The Friendship Smashers – Today’s Family Devotion

The Friendship Smashers

Bible Reading: Ephesians 4:31-32

Be kind to each other, tenderhearted, forgiving one another, just as God through Christ has forgiven you. Ephesians 4:32

Imagine a plateful of peas. Then think of what you do when you don’t feel like eating those little vegetable yum-yums: You push them around with your knife. You smash them with your spoon. You nudge them off the table. And then you scoot them under your plate-or feed them to the dog.

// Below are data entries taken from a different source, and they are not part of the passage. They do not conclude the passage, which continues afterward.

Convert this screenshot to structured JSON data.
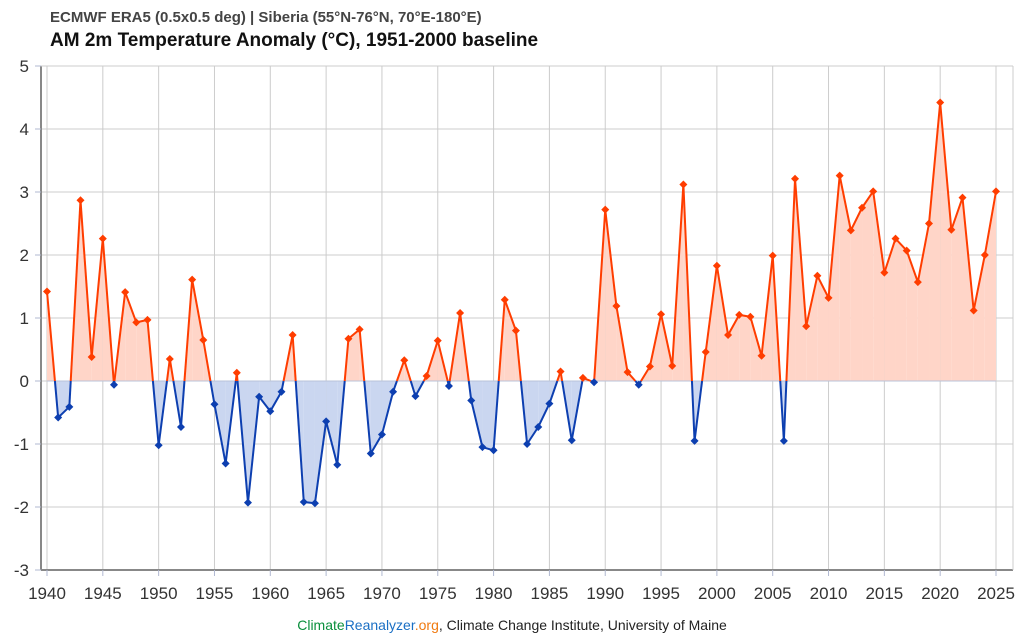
{
  "chart_data": {
    "type": "area",
    "subtitle": "ECMWF ERA5 (0.5x0.5 deg) | Siberia (55°N-76°N, 70°E-180°E)",
    "title": "AM 2m Temperature Anomaly (°C), 1951-2000 baseline",
    "xlabel": "",
    "ylabel": "",
    "xlim": [
      1940,
      2025
    ],
    "ylim": [
      -3,
      5
    ],
    "x_ticks": [
      "1940",
      "1945",
      "1950",
      "1955",
      "1960",
      "1965",
      "1970",
      "1975",
      "1980",
      "1985",
      "1990",
      "1995",
      "2000",
      "2005",
      "2010",
      "2015",
      "2020",
      "2025"
    ],
    "y_ticks": [
      "5",
      "4",
      "3",
      "2",
      "1",
      "0",
      "-1",
      "-2",
      "-3"
    ],
    "grid": true,
    "colors": {
      "positive": "#ff3d00",
      "negative": "#0d3fb0",
      "positive_fill": "#ffd5c8",
      "negative_fill": "#cad6f0"
    },
    "x": [
      1940,
      1941,
      1942,
      1943,
      1944,
      1945,
      1946,
      1947,
      1948,
      1949,
      1950,
      1951,
      1952,
      1953,
      1954,
      1955,
      1956,
      1957,
      1958,
      1959,
      1960,
      1961,
      1962,
      1963,
      1964,
      1965,
      1966,
      1967,
      1968,
      1969,
      1970,
      1971,
      1972,
      1973,
      1974,
      1975,
      1976,
      1977,
      1978,
      1979,
      1980,
      1981,
      1982,
      1983,
      1984,
      1985,
      1986,
      1987,
      1988,
      1989,
      1990,
      1991,
      1992,
      1993,
      1994,
      1995,
      1996,
      1997,
      1998,
      1999,
      2000,
      2001,
      2002,
      2003,
      2004,
      2005,
      2006,
      2007,
      2008,
      2009,
      2010,
      2011,
      2012,
      2013,
      2014,
      2015,
      2016,
      2017,
      2018,
      2019,
      2020,
      2021,
      2022,
      2023,
      2024,
      2025
    ],
    "values": [
      1.42,
      -0.58,
      -0.41,
      2.87,
      0.38,
      2.26,
      -0.06,
      1.41,
      0.93,
      0.97,
      -1.02,
      0.35,
      -0.73,
      1.61,
      0.65,
      -0.37,
      -1.31,
      0.13,
      -1.93,
      -0.25,
      -0.48,
      -0.17,
      0.73,
      -1.92,
      -1.94,
      -0.64,
      -1.33,
      0.67,
      0.82,
      -1.15,
      -0.85,
      -0.17,
      0.33,
      -0.24,
      0.08,
      0.64,
      -0.08,
      1.08,
      -0.31,
      -1.05,
      -1.1,
      1.29,
      0.8,
      -1.0,
      -0.73,
      -0.36,
      0.15,
      -0.94,
      0.05,
      -0.02,
      2.72,
      1.19,
      0.14,
      -0.06,
      0.23,
      1.06,
      0.24,
      3.12,
      -0.95,
      0.46,
      1.83,
      0.73,
      1.05,
      1.02,
      0.4,
      1.99,
      -0.95,
      3.21,
      0.87,
      1.67,
      1.32,
      3.26,
      2.39,
      2.75,
      3.01,
      1.72,
      2.26,
      2.07,
      1.57,
      2.5,
      4.42,
      2.4,
      2.91,
      1.12,
      2.0,
      3.01
    ]
  },
  "footer": {
    "part1": "Climate",
    "part2": "Reanalyzer",
    "part3": ".org",
    "rest": ", Climate Change Institute, University of Maine"
  }
}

Just as peas that have been speared, smooshed, or pushed out of sight are still peas, friendships that are badly treated are still friendships. But they aren’t very ap­petizing. To make and keep friends, avoid these friendship smashers:

• Jealousy. Why envy a friend’s achievements? Celebrate them instead!

• Gossip. It’s the teeter-totter principle: You try to lift yourself up by saying mean things about other people. Sooner or later you end up splattered on the ground.

• Disloyalty. You say you’re her friend—but you turn on her when someone more popular comes around. Real friendship stays true at all times.

• Competition. Friendship isn’t a race. You aren’t running as competitors. Friends cheer each other on.

• Negativity. Misery loves company-up to a point. After that, moaning leaves you minus your friends.

• Comparison. If you compare yourself to your friends and try to make yourself look better, you’re asking for friendship hassles.

• Selfishness. Make time to serve your friends’ interests, not just your own. If you turn everything inward, you turn others away.

There’s one more huge friendship smasher: insecurity. It often sounds like this: “What if he doesn’t like me?” “What if I say the wrong thing?” “What if she laughs at me?” “What if I do something dumb?”

Those negative thoughts keep you from going any deeper into a friendship. They make you afraid to do anything—or not do anything.

But you can choose to meet your fears head-on. Every time you catch your brain stuck on a negative fear question, change it to a positive faith statement: “I know he will like me.” “I am confident I will say the right thing.” “She will accept me.” “I will do something intelligent.”

When you move out in faith instead of fear, you will be a quality friend.

TALK: How do you get along with the people around you? Do you have any bad habits that get in the way of good friendships? What would you like to change?

PRAY: God, we want to do friendship your way. Help us!